The easier solution for us was to insert TDA "by hand" into a nonlinear model, and see what came out of it.

For our testbed we took the nonlinear Schrodinger equation, frequently used to model nonlinear waves in various platforms. In the usual nonlinear Schrodinger equation, the conserved energy is the Hamiltonian,

$$ H = \int dx \left[ \frac{1}{2} |\partial_x \psi |^2 - \frac{g}{2} |\psi|^4 \right] $$

The second term, responsible for the nonlinear dynamics, can be interpreted as an intensity-dependent potential of depth $\frac{g}{2}|\psi|^2$. We looked at what would happen if we replaced this term with a quantity obtained using TDA. When dealing with one-dimensional functions, such as intensity profiles $|\psi(x)|^2$, TDA frequently uses sublevel set persistent homology, characterizing shape in terms of the persistence of local maxima and minima. We used the total persistence of these features as an energy penalty term, leading to

$$ H^{\prime} = \int dx \left[ \frac{1}{2} |\partial_x \psi|^2 - \alpha \mathrm{sgn}( \partial_x |\psi|^2 ) (\partial_x |\psi|^2) \right]  $$

Deriving the equations of motion, we found that this topological energy penalty gives rise to effective $\delta$ function potentials at the local maxima and minima of intensity, which act to enhance or suppress local maxima, depending on the sign of the nonlinear coefficient $\alpha$. We then studied the resulting nonlinear dynamics, including the focusing of Gaussian and flat-top beams.

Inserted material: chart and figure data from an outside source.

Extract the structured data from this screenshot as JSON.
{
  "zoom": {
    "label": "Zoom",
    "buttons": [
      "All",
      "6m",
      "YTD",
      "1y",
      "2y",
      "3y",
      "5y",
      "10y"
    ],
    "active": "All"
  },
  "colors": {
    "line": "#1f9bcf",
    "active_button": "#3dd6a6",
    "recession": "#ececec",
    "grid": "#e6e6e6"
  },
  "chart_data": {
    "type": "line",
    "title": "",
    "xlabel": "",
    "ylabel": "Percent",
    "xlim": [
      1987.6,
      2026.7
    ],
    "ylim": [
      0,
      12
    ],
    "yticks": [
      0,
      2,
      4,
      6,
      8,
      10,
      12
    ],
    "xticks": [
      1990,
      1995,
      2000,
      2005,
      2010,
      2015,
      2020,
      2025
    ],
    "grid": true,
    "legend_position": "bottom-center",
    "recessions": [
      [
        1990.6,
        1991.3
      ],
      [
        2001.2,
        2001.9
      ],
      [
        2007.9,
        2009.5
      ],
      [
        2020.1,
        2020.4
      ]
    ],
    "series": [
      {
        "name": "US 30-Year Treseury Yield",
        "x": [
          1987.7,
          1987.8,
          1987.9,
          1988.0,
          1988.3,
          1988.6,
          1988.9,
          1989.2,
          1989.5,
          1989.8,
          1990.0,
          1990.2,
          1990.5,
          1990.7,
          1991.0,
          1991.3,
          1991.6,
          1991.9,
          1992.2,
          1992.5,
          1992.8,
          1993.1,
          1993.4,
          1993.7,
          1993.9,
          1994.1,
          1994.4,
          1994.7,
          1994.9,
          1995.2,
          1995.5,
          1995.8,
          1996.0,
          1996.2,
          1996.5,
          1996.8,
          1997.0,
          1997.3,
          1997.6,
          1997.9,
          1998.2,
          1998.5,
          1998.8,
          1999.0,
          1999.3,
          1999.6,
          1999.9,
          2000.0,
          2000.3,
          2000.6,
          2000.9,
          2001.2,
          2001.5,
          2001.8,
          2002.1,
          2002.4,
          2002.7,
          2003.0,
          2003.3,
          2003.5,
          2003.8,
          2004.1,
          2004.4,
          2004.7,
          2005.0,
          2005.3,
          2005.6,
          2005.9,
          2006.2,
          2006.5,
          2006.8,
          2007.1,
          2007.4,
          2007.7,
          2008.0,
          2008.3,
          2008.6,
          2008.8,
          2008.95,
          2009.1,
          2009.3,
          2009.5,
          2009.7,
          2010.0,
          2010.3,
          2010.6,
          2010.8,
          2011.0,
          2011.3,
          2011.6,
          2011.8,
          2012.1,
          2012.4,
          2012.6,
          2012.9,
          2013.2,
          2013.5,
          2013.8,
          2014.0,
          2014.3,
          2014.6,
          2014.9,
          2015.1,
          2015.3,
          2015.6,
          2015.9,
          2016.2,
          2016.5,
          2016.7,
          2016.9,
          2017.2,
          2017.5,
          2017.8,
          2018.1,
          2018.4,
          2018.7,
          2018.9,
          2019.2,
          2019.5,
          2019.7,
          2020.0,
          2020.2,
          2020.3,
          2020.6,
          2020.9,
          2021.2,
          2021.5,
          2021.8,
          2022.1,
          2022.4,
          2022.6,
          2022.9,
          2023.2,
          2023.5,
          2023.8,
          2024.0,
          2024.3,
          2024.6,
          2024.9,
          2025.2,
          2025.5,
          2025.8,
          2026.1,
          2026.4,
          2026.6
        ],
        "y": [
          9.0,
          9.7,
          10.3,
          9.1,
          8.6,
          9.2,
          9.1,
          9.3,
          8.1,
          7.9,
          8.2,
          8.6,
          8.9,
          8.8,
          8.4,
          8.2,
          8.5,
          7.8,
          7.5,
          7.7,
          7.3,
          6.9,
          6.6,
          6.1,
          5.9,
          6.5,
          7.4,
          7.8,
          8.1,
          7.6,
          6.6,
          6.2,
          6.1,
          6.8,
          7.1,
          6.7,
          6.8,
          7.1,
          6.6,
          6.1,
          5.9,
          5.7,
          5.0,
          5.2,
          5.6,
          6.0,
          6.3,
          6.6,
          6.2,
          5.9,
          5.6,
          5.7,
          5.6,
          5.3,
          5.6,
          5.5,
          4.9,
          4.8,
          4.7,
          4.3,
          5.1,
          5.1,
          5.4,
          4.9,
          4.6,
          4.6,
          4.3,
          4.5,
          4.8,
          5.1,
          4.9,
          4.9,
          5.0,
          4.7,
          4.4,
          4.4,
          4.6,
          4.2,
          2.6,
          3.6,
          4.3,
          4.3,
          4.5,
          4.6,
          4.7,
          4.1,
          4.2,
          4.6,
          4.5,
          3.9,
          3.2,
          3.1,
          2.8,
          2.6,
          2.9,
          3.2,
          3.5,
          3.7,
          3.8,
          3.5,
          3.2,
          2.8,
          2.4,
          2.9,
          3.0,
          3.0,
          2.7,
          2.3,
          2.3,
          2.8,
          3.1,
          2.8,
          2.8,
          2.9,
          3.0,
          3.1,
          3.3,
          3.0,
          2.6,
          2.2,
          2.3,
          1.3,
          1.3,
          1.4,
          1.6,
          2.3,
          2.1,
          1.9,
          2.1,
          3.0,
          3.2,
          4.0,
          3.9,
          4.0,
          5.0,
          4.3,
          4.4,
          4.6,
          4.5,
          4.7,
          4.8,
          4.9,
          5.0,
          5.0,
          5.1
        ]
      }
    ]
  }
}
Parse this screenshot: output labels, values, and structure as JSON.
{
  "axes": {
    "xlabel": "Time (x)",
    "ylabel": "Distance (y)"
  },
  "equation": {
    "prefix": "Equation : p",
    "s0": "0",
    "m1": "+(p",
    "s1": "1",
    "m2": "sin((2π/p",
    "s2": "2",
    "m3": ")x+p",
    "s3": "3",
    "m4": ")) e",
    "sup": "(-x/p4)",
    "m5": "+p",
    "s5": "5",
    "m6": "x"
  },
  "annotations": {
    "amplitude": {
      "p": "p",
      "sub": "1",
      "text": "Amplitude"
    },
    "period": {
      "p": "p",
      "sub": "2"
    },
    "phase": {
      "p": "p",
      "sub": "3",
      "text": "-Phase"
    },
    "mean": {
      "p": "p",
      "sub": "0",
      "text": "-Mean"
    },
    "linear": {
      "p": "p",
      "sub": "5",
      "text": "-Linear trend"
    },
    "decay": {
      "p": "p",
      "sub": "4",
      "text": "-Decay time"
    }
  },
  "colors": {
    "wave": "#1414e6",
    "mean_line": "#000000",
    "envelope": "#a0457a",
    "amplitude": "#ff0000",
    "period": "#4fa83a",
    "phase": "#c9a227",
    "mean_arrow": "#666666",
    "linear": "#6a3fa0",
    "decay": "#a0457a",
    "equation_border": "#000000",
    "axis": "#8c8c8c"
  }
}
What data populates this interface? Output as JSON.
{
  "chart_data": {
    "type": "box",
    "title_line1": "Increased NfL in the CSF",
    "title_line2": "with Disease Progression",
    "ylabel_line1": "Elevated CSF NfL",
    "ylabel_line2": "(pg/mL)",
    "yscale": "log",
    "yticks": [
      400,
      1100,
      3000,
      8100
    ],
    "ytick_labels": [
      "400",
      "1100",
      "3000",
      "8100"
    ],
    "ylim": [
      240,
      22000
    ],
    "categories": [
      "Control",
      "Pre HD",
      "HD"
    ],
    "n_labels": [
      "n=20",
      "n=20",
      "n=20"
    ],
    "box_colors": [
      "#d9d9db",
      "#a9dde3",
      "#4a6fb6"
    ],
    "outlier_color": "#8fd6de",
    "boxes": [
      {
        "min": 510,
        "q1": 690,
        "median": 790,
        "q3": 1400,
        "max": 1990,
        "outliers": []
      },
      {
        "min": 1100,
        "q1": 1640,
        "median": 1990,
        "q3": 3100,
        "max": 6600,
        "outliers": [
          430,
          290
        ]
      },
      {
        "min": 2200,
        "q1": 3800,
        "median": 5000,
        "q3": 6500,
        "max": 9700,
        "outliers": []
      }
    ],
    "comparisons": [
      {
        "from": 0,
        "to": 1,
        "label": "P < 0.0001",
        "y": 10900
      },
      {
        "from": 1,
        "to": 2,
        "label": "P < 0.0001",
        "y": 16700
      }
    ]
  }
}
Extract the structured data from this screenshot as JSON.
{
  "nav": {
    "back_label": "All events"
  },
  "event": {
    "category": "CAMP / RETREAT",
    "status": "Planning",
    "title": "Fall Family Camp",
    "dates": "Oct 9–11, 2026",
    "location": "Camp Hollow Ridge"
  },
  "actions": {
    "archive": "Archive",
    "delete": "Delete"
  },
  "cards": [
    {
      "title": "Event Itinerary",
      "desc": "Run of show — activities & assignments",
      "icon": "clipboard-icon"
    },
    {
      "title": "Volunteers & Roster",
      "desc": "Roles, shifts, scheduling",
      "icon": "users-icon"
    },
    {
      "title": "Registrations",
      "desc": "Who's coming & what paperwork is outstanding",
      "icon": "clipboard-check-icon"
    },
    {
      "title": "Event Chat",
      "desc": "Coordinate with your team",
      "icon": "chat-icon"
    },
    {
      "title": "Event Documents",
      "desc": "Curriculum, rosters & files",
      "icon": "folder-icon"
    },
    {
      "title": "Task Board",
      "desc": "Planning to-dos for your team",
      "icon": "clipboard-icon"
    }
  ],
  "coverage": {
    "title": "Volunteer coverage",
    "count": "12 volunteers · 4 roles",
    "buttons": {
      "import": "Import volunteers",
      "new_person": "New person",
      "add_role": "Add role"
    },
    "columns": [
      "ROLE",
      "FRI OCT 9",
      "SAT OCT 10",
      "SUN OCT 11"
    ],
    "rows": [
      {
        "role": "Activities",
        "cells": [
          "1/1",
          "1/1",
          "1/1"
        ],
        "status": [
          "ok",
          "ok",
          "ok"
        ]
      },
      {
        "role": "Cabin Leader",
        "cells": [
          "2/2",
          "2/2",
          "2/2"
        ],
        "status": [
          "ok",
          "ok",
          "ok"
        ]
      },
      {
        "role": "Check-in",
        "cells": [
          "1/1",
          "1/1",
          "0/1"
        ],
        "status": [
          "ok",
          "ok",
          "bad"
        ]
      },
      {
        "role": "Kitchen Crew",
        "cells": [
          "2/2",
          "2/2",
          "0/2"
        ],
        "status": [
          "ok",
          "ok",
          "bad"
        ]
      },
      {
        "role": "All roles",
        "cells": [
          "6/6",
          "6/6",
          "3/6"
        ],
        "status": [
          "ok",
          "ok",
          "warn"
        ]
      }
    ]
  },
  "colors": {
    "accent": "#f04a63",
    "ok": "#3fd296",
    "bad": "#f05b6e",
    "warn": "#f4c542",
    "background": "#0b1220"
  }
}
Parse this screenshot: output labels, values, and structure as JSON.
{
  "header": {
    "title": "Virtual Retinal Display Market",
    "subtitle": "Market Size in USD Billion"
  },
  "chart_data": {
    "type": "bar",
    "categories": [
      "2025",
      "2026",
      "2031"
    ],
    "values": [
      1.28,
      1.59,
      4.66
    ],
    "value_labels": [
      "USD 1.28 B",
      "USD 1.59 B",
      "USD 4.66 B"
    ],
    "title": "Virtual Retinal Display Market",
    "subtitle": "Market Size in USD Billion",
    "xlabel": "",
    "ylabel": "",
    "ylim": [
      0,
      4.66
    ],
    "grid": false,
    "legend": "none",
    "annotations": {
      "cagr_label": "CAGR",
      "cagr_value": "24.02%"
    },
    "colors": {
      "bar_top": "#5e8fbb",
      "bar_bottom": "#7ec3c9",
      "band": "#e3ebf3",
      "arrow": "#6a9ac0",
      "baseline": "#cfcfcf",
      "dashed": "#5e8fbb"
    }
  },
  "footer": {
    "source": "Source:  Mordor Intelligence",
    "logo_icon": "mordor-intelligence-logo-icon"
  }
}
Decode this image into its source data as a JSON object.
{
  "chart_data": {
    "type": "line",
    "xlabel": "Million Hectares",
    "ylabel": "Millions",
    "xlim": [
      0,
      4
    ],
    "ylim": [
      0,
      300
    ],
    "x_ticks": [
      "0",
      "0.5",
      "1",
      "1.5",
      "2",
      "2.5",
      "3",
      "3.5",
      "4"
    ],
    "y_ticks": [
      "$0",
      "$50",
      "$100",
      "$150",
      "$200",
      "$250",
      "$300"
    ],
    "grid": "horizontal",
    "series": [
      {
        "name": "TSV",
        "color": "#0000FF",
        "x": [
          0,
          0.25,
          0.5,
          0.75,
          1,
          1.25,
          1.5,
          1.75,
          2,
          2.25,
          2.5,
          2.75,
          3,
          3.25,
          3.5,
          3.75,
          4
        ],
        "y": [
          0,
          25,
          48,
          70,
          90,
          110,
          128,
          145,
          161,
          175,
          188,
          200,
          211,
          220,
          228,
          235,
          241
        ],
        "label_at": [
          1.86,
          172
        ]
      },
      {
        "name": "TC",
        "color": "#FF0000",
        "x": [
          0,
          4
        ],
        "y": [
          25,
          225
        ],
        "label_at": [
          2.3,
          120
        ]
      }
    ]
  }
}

The dynamics are very different from the regular nonlinear Schrodinger equation with focusing nonlinearity, where such a flat top beam would quickly break up into a collection of tightly-focused bright solitons. In this case, since the nonlinearity is proportional to the intensity gradient, its influence is mainly limited to the edges of the flat-top beam. 

We also uncovered some interesting connections to the physics of nonlocal nonlinear systems. Specifically, our "topological nonlinearity", when regularized, resembles a weakly nonlocal nonlinearity with a vanishing local part. Such nonlinearity leads to cusp solitons, as was previously studied in the context of plasma physics!

We hope to follow up this study with investigations of similar "topological" nonlinearities and potential experimental realizations. In the present work we speculated that similar nonlinearities may arise in the context of fluid-mediated nonlinearities and lattices undergoing Floquet modulation, but demonstrating such implementations explicitly remains an open problem for us.